In an action similar to one taken in the spring of 2011, the Bonneville Power Administration (BPA) ordered Pacific Northwest power generators to curtail production on April 29 and April 30 because of a surplus of hydropower coupled with low demand for electricity.

“We displaced 5,118 MWh on Sunday, and 5,800 MWh during early Monday,” a BPA spokesperson told TransmissionHub on April 30.  “We had a situation where we had lots of water in the river and lots of wind, [but] didn’t have the demand for that amount of power.”

The spokesperson said the agency works with thermal generators to displace that source of power first.  “Typically, the thermal plants shut down [first] because they can save on fuel costs,” the spokesperson said, “but wind producers have production tax credits and renewable energy credits that depend on continued wind generation.”

Due to low demand, thermal generators had already decreased their generation to minimum levels by early Sunday morning, so all the generation curtailed on Sunday was wind.

The agency curtailed thermal generation as well as wind generation on Monday morning but, as of press time, did not have a breakdown of how much of which type of resource was curtailed.

Last spring, BPA curtailed wind turbines during a period of high water flows in the Columbia River. The agency was forced to route the water through power-generating turbines because spilling the large quantity of water over spillways would have increased total dissolved gasses to a level that would endanger salmon.

The curtailment prompted wind producers to file a complaint with FERC, accusing the BPA of violating contracts for firm transmission rights and of treating them in a discriminatory manner.
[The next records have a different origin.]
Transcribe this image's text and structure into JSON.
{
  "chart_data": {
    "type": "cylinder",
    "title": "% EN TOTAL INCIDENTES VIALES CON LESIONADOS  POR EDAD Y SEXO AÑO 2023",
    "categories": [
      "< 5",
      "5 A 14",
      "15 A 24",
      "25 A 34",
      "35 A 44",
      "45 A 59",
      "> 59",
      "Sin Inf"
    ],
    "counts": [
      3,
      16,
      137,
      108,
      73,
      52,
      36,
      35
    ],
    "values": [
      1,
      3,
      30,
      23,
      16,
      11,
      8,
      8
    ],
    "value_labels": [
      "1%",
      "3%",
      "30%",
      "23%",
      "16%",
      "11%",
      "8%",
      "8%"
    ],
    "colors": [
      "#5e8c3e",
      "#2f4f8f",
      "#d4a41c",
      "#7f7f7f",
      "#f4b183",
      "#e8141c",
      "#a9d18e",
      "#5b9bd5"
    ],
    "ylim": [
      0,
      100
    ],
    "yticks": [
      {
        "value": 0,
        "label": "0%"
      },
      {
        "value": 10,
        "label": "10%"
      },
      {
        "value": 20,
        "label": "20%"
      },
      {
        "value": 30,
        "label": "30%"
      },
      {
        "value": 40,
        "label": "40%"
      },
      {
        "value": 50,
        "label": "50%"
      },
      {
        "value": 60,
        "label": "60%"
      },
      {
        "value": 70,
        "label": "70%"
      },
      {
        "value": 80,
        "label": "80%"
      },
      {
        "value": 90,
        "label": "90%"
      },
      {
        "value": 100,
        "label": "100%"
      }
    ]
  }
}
FERC responded with an order finding that BPA’s curtailment policy represented noncomparable transmission service and requiring BPA to file a revised tariff to provide transmission service on conditions comparable to those it gives itself.

The agency filed a protocol with FERC on March 6 that is intended to help reimburse wind generators for those lost credits, but that protocol has been widely criticized by area wind producers as not going far enough.